Consent for the Release of Identifying Information
Information that might positively identify an adoptee or his birth family is tightly restricted by the court. The local adoption agency may give you details of a person's name and address, employment and similar records if the person whose information you are seeking has consented to the release. Some states include extra layers of protection.
In Arkansas, Mississippi, South Carolina and Texas, for example, an adoptee seeking adoption information must undergo counseling before the child-placing agency will disclose details about her birth family. Other states such as Connecticut will not disclose information if the disclosure might harm the birth family, either physically or psychologically.
Mutual Consent Registries
Around 30 states arrange the consents that are necessary for the release of sealed information through a mutual consent registry. Around eight of those states will automatically release consented information upon request. Most states, however, require those who wish to exchange information to file an affidavit consenting to the release. States without mutual consent registries have other procedures for arranging consent.

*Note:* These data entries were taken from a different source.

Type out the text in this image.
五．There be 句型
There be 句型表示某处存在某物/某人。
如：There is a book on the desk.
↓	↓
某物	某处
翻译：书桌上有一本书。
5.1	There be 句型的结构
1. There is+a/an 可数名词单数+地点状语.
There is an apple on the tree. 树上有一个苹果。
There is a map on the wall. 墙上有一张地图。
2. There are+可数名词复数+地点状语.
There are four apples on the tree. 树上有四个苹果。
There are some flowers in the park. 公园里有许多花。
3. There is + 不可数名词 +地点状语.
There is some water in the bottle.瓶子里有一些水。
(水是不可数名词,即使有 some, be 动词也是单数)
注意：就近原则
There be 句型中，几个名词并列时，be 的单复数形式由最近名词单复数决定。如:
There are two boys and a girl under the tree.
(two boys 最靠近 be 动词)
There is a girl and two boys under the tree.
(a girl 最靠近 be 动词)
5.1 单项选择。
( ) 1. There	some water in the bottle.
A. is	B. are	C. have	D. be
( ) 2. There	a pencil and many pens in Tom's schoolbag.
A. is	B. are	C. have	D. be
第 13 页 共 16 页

For example, an adoptee looking for her birth parents may be allocated a court-certified intermediary who will open the court record on her behalf for the purpose of tracing the birth parents, and requesting their consent to the release of information.
Going Through the Courts
If you can't access the information you require through your local child welfare agency or mutual consent registry, the only option is to seek a court order permitting the release of the adoption file. You'll need to show a compelling reason for unsealing the record that outweighs the right to privacy. In most states, only a party to the adoption proceedings may file a petition to open a court adoption record. The court may open the entire file or allow access to only certain information.